Is electronic processing secure?
Electronic processing is not new to the financial services industry or to Onebanc. It is a safe, reliable and efficient way to process your check information securely.
I now receive check images with my statement or when I view my transaction history detail online. What effect will Check 21 have on these images and statements?
You will continue to receive images of processed checks just as you do today. However, you will begin to notice a combination of original and substitute check images on your image statement.
If Check 21 accelerates the processing time of checks, how does it affect the amount of time between the writing and cashing of a check?

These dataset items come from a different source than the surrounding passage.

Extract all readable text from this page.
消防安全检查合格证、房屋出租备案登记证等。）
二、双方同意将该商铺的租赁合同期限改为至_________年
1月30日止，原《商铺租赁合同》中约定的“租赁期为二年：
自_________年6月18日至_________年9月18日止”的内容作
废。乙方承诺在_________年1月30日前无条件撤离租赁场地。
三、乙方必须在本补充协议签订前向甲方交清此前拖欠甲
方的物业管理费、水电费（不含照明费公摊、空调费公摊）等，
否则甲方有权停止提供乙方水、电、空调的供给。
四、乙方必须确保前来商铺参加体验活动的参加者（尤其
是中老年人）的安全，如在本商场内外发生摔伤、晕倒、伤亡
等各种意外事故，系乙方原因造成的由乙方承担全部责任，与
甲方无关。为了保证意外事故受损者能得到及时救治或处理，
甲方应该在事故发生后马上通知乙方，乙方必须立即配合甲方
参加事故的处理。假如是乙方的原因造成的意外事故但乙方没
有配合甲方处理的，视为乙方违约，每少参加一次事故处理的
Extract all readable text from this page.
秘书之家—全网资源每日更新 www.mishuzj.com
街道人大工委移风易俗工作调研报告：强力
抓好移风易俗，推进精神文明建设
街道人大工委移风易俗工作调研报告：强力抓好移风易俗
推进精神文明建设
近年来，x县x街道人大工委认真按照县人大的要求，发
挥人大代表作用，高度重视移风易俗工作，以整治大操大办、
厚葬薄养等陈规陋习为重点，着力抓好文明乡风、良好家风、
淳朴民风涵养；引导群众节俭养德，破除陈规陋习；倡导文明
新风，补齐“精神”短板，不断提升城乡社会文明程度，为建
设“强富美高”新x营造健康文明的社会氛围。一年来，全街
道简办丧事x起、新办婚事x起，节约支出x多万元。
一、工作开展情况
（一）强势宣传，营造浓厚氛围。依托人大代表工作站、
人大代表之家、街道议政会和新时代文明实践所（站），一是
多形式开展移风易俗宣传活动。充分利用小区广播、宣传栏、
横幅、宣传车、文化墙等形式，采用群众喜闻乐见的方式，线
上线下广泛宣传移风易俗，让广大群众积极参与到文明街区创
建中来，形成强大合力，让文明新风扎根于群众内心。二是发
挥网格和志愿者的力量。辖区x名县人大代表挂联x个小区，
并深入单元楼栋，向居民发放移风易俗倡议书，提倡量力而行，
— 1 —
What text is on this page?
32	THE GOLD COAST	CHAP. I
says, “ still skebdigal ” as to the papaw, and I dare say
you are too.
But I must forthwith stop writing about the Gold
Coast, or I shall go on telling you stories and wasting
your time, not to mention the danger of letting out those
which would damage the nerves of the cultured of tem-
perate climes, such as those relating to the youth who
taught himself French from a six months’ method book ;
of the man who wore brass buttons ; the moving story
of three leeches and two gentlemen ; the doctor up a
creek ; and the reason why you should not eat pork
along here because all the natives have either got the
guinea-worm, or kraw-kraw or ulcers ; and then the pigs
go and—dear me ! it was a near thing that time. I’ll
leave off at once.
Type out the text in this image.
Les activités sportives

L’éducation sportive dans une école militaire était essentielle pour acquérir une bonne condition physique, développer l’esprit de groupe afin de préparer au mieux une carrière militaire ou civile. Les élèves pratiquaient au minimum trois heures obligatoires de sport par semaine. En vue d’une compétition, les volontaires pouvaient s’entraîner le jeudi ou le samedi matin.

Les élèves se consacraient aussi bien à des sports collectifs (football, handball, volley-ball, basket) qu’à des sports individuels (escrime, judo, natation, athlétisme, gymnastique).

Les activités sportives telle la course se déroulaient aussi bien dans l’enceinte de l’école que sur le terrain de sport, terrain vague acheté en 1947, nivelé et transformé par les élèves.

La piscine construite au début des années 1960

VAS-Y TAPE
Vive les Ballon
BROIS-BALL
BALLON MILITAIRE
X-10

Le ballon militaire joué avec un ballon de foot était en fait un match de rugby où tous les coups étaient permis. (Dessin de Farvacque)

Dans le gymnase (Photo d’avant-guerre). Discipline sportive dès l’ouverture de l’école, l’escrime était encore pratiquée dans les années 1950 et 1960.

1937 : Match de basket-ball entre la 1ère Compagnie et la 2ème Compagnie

Check 21 has resulted in the reduction in the “float time,” the time between the cashing and clearing of a check. Customers who sometimes relay on this “float time” to maintain a sufficient balance will need to be careful to avoid being overdrawn. One way for you to better control the risk of overdraft is to view your daily activity through our easy-to-use online banking service.
How are image statements different from substitute checks?
Instead of receiving cancelled checks, most Onebanc customers receive monthly image statements that show multiple pictures of canceled checks per page. After October 28, 2004, the picture on the image statement could represent an original check or substitute check. Whether you receive an original check, a substitute check or an image statement, check law protects all consumers against erroneous and unauthorized check payments.
What is a substitute check? What does it look like?
A substitute check is a paper copy of the front and back of the original check. It is slightly larger than your original check so that it can contain a picture of your original check. The substitute check will accurately represent the information from the front and back of the original. The substitute check will have the statement: This is a legal copy of your check. You can use it the same way you would use the original.
Can I use a substitute check as proof of payment?
Yes. You can use a substitute check as proof of payment because it is legally the same as the original check. For example, the IRS will accept your substitute check as proof of payment.
Note to Business Owners:
Your customers may also present a substitute check as proof of payment. Additionally, unpaid or NSF checks could be returned as substitute checks.
Is it possible for me to opt out of Check 21?
No, once the legislation went effect on October 28, 2004, it applied to all bank customers at every bank nationwide with no exceptions.